Je ne vais pas commenter tout ce qui concerne les avions, que je ne peux pas voir en peinture, sans doute parce qu’un ami qui voulait m’offrir un baptême de l’air a laissé sa peau dans le biplan dans lequel j’avais refusé de monter, quelques minutes auparavant.
Plus de cinquante ans après, je pense à lui, à son casque de cuir et à ses décorations.
Vous savez que je me passionne pour le Canal du Midi, sa flore et sa faune.
J’ai traité votre lien :
http://www.ladepeche.fr/article/2003/02/21/289194-Aude-500-kg-de-drogue-dans-le-canal.html
de galéjade, sans autre forme de procès.
En supposant que vous soyez revenu sur l’article, lequel n’a suscité aucun commentaire d’autochtones d’habitude prompts à réagir, l’explication est simple.

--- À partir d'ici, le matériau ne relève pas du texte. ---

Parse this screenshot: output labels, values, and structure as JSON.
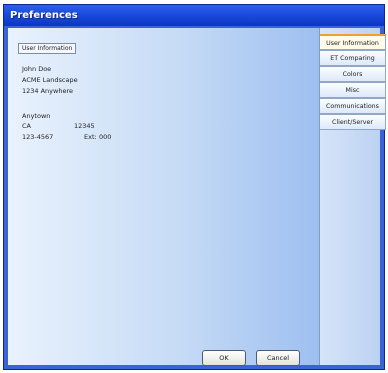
{
  "window": {
    "title": "Preferences"
  },
  "panel": {
    "group_label": "User Information",
    "name": "John Doe",
    "company": "ACME Landscape",
    "address": "1234 Anywhere",
    "city": "Anytown",
    "state": "CA",
    "zip": "12345",
    "phone": "123-4567",
    "ext_label": "Ext:",
    "ext_value": "000"
  },
  "tabs": [
    {
      "label": "User Information",
      "active": true
    },
    {
      "label": "ET Comparing",
      "active": false
    },
    {
      "label": "Colors",
      "active": false
    },
    {
      "label": "Misc",
      "active": false
    },
    {
      "label": "Communications",
      "active": false
    },
    {
      "label": "Client/Server",
      "active": false
    }
  ],
  "buttons": {
    "ok": "OK",
    "cancel": "Cancel"
  }
}
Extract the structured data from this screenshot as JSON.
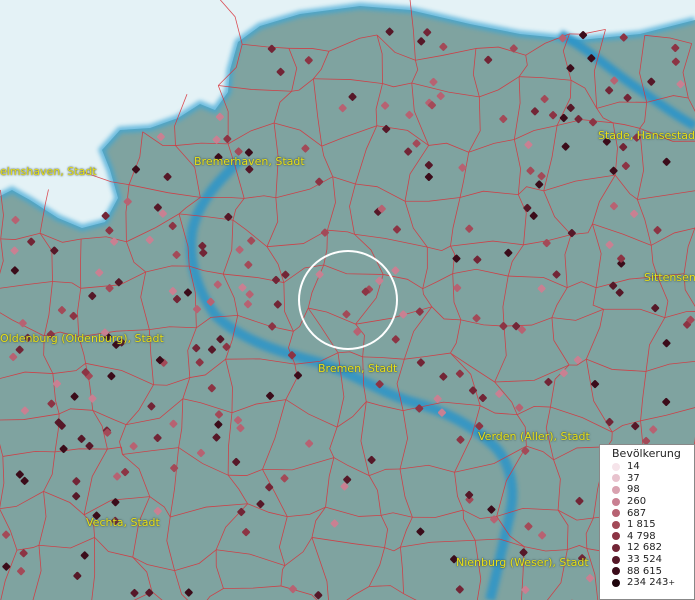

Depuis 2003, VNF programme le chômage du canal sur une période qui s’étend du 1er novembre à la mi-mars de l’année suivante.
Les contrebandiers étaient donc prisonniers entre la sortie du du port, en face de la gare SNCF, et les écluses du Pont Rouge, situées « quelques centaines de mètres après l’ancienne entreprise Someca » (un reporter en voiture ne s’en rend pas compte, mais à pied, c’est plus loin...).
Soit environ trois kilomètres de voie navigable pour livrer 500 kilos de shit.
L’exploit du siècle d’une bande de pieds nickelés qui ont confondu la Route Minervoise et les côtes de Somalie.
A +, morice, je continue pedibus gambus.